1. Statistisches Bundesamt Oktober 2012
Das Armutsrisiko in Deutschland steigt, langsam aber stetig. Schon jetzt gilt jeder Sechste als armutsgefährdet, insgesamt fast 13 Millionen Menschen. Besonders betroffen sind Alleinerziehende und deren Kinder. Im EU-Vergleich stehen auch deutsche Arbeitslose besonders schlecht da. Frauen sind der Statistik zufolge mit 16,8 Prozent häufiger von Armut betroffen als Männer (14,9 Prozent). Die Armutsquote von Minderjährigen lag 2010 mit 15,6 Prozent leicht unter dem Bundesdurchschnitt. Niedriger lag der Wert mit 14,2 Prozent bei älteren Menschen ab 65 Jahren. Bei Alleinlebenden unter 65 Jahren waren 36,1 Prozent armutsgefährdet. In Haushalten von zwei Erwachsenen unter 65 Jahren traf dies auf 11,3 Prozent zu.
2. Die Niedriglöhne
Das stand da früher: Mehr als vier Millionen Menschen arbeiten für weniger als sieben Euro Brutto pro Stunde. In dem geschönten Armutsbericht fehlt dieser Satz …

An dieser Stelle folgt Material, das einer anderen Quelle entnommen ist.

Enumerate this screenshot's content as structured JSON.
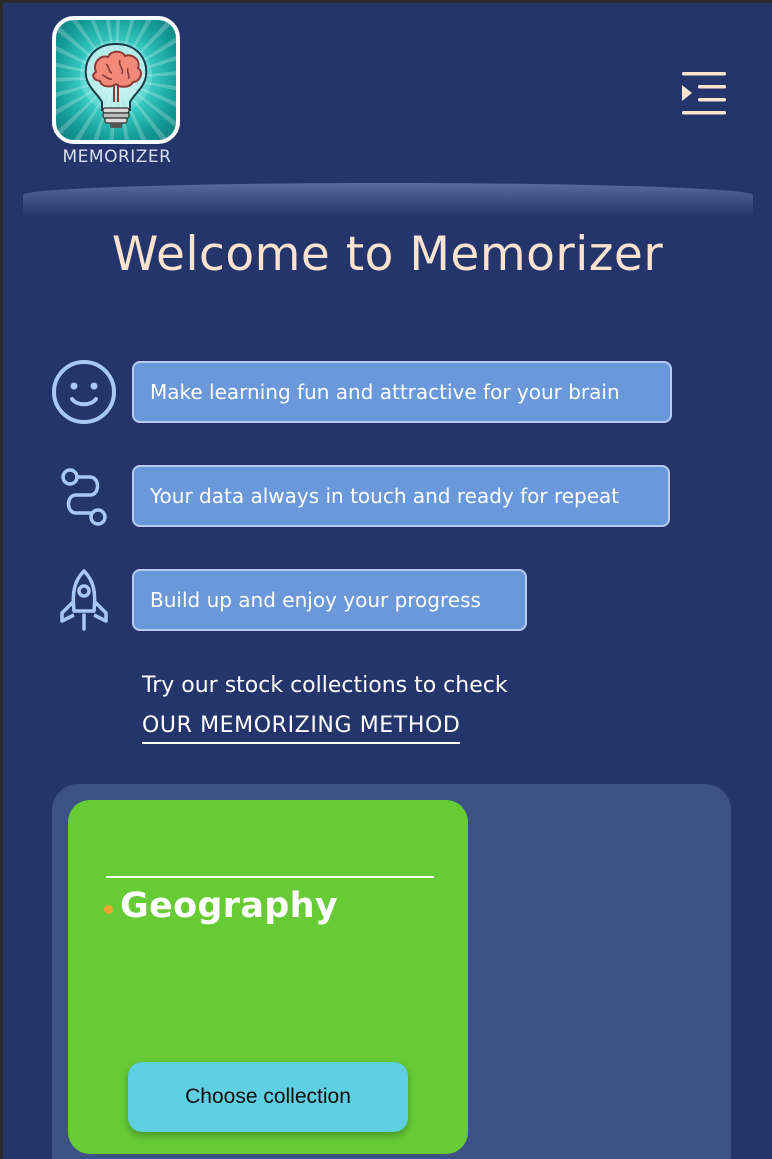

Die Fakten: Sieben Euro pro Stunde sind für einen Vollzeitbeschäftigten rund 1200 Euro im Monat. Die Zahl deckt sich mit anderen Studien und mit ähnlichen Schaubildern im Bericht.

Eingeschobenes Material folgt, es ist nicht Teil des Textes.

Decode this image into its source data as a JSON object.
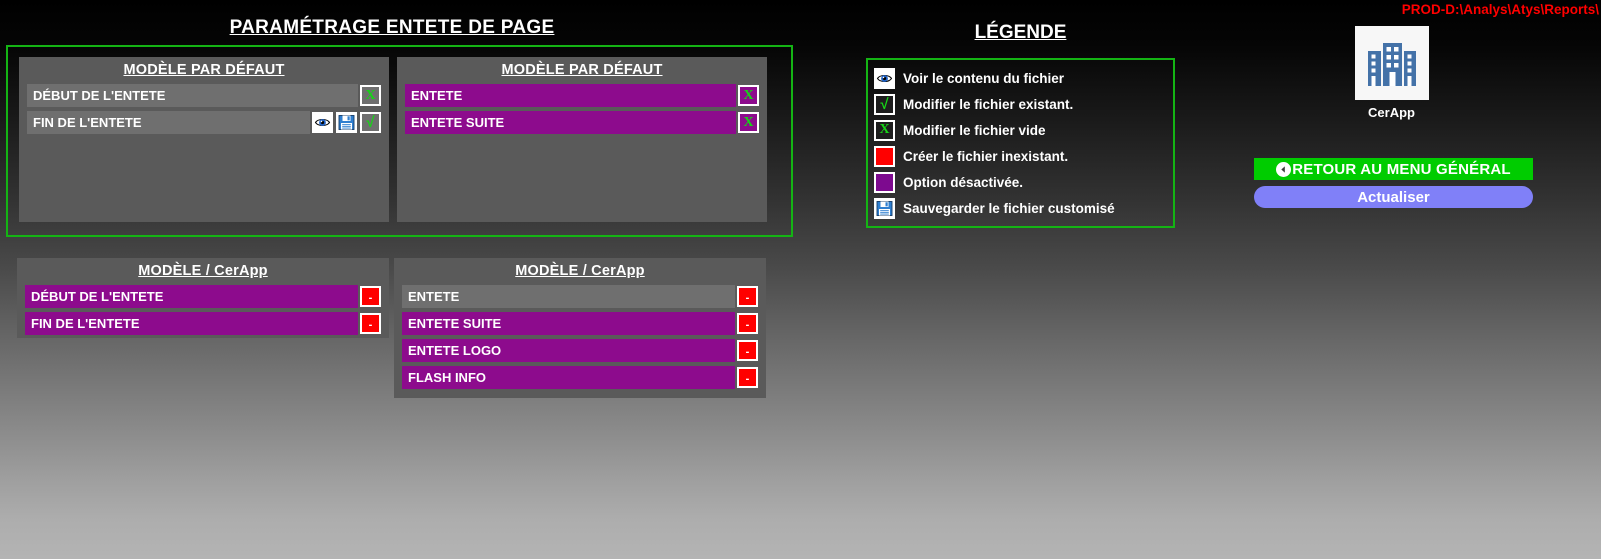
{
  "page": {
    "title": "PARAMÉTRAGE ENTETE DE PAGE",
    "legend_title": "LÉGENDE",
    "env_path": "PROD-D:\\Analys\\Atys\\Reports\\"
  },
  "colors": {
    "frame_green": "#14b414",
    "row_purple": "#8d0b8d",
    "row_gray": "#6f6f6f",
    "panel_gray": "#5a5a5a",
    "red": "#ff0000",
    "green_button": "#00cc00",
    "refresh_button": "#8080f8",
    "path_red": "#ff0000",
    "icon_blue": "#4472a8"
  },
  "default_frame": {
    "panels": [
      {
        "title": "MODÈLE PAR DÉFAUT",
        "rows": [
          {
            "label": "DÉBUT DE L'ENTETE",
            "style": "gray",
            "actions": [
              {
                "icon": "x-empty-file",
                "glyph": "X",
                "variant": "x-gray"
              }
            ]
          },
          {
            "label": "FIN DE L'ENTETE",
            "style": "gray",
            "actions": [
              {
                "icon": "eye-view-file",
                "glyph": "",
                "variant": "icon"
              },
              {
                "icon": "floppy-save-file",
                "glyph": "",
                "variant": "icon"
              },
              {
                "icon": "check-edit-file",
                "glyph": "√",
                "variant": "check"
              }
            ]
          }
        ]
      },
      {
        "title": "MODÈLE PAR DÉFAUT",
        "rows": [
          {
            "label": "ENTETE",
            "style": "purple",
            "actions": [
              {
                "icon": "x-empty-file",
                "glyph": "X",
                "variant": "x-purple"
              }
            ]
          },
          {
            "label": "ENTETE SUITE",
            "style": "purple",
            "actions": [
              {
                "icon": "x-empty-file",
                "glyph": "X",
                "variant": "x-purple"
              }
            ]
          }
        ]
      }
    ]
  },
  "lower_panels": [
    {
      "title": "MODÈLE / CerApp",
      "rows": [
        {
          "label": "DÉBUT DE L'ENTETE",
          "style": "purple",
          "actions": [
            {
              "icon": "create-missing-file",
              "glyph": "-",
              "variant": "red"
            }
          ]
        },
        {
          "label": "FIN DE L'ENTETE",
          "style": "purple",
          "actions": [
            {
              "icon": "create-missing-file",
              "glyph": "-",
              "variant": "red"
            }
          ]
        }
      ]
    },
    {
      "title": "MODÈLE / CerApp",
      "rows": [
        {
          "label": "ENTETE",
          "style": "gray",
          "actions": [
            {
              "icon": "create-missing-file",
              "glyph": "-",
              "variant": "red"
            }
          ]
        },
        {
          "label": "ENTETE SUITE",
          "style": "purple",
          "actions": [
            {
              "icon": "create-missing-file",
              "glyph": "-",
              "variant": "red"
            }
          ]
        },
        {
          "label": "ENTETE LOGO",
          "style": "purple",
          "actions": [
            {
              "icon": "create-missing-file",
              "glyph": "-",
              "variant": "red"
            }
          ]
        },
        {
          "label": "FLASH INFO",
          "style": "purple",
          "actions": [
            {
              "icon": "create-missing-file",
              "glyph": "-",
              "variant": "red"
            }
          ]
        }
      ]
    }
  ],
  "legend": {
    "items": [
      {
        "icon": "eye-view-file",
        "swatch": "sw-eye",
        "glyph": "",
        "text": "Voir le contenu du fichier"
      },
      {
        "icon": "check-edit-file",
        "swatch": "sw-check",
        "glyph": "√",
        "text": "Modifier le fichier existant."
      },
      {
        "icon": "x-empty-file",
        "swatch": "sw-x",
        "glyph": "X",
        "text": "Modifier le fichier vide"
      },
      {
        "icon": "create-missing-file",
        "swatch": "sw-red",
        "glyph": "",
        "text": "Créer le fichier inexistant."
      },
      {
        "icon": "option-disabled",
        "swatch": "sw-purple",
        "glyph": "",
        "text": "Option désactivée."
      },
      {
        "icon": "floppy-save-file",
        "swatch": "sw-save",
        "glyph": "",
        "text": "Sauvegarder le fichier customisé"
      }
    ]
  },
  "right_column": {
    "app_shortcut": {
      "label": "CerApp",
      "icon": "office-buildings-icon"
    },
    "menu_button": {
      "label": "RETOUR AU MENU GÉNÉRAL",
      "icon": "back-arrow-icon"
    },
    "refresh_button": {
      "label": "Actualiser"
    }
  }
}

3. Bis dato gibt es in Deutschland bereits über 7 Millionen Minijob-Verhältnisse, davon allein im gewerblichen Bereich rund 6,8 Millionen. Seid dem 1.Januar 2013 wurden die bis dato abgabenfreie geringfügige Beschäftigung von 400 Euro auf 450 Euro erhöht. Über die Hälfte der geringfügig Beschäftigten sind Frauen. Viele Arbeitgeber nutzen die Minijobs häufig dazu aus, Personalkosten zu sparen. Minijobbern sollte der Lohn eigentlich Brutto wie Netto ausgezahlt werden. Arbeitgeber zahlen jedoch ihren geringfügig Beschäftigten im Vergleich zu Festangestellten häufig einen deutlich geringeren Stundenlohn, was sich dann auch spürbar auf die Rente auswirkt. Eine Minijobberin hat, nachdem sie 45 Jahre in ihrem Beruf tätig war, einen monatlichen Rentenanspruch von etwa 140 Euro. Einer Studie der Hans-Böckler-Stiftung zufolge erhalten Minijobber derzeit im Durchschnitt nur einen Stundenlohn von 7,50 Euro.
Der Amazon-Skandal
4. Nehmen wir den Amazon-Skandal, der in dieser Woche die Republik beschäftigte. Das Internet-Versandhaus beschäftigt in Deutschland schlecht bezahlte Saisonarbeitskräfte, deren Unterkunftsbedingungen teilweise fragwürdig sind. Wer allerdings die Frage stellt, weshalb eigentlich Arbeitskräfte aus Südeuropa für solche Jobs nach Deutschland strömen, der landet umgehend bei der Euro-Krise. Allein Spanien hat inzwischen fünf Millionen Arbeitslose – bei einer Bevölkerung, die nur etwas mehr als halb so groß ist wie die deutsche. Die Arbeitslosenquote liegt bei über 25 Prozent, Tendenz weiter steigend. Die Jugendarbeitslosigkeit beträgt über 50 Prozent. Die großen Einzelhandelsketten, darunter auch Ikea, verhandeln mit den spanischen Gewerkschaften über Lohnsenkungen und Arbeitszeitverlängerung.
Ein Ende der Rezession in der Eurozone ist bislang nicht abzusehen. Die Folgen spürt auch Deutschland: Durch die schwächeren Exporte, durch eine verschärfte Lohn- und Standortkonkurrenz in der Industrie – und letztlich eben auch durch die verstärkte Zuwanderung von Menschen. Aktuell will Vattenfall 1500 Arbeitsplätze in Deutschland streichen. Lufthansa kündigte die Schließung der Kölner Hauptverwaltung mit 365 Arbeitsplätzen und der Buchhaltungstochter Lufthansa Revenue Services in Norderstedt mit 407 Arbeitsplätzen an. Bis 2014 verlieren mindestens 2000 Mitarbeiter bei Deutschlands größtem Stahlkonzern ThyssenKrupp ihren Job. Schaut man sich die aktuellen News an, so könnte diese Auflistung noch fortgesetzt werden.
Fazit: Die Armut in Deutschland ist auf dem Vormarsch.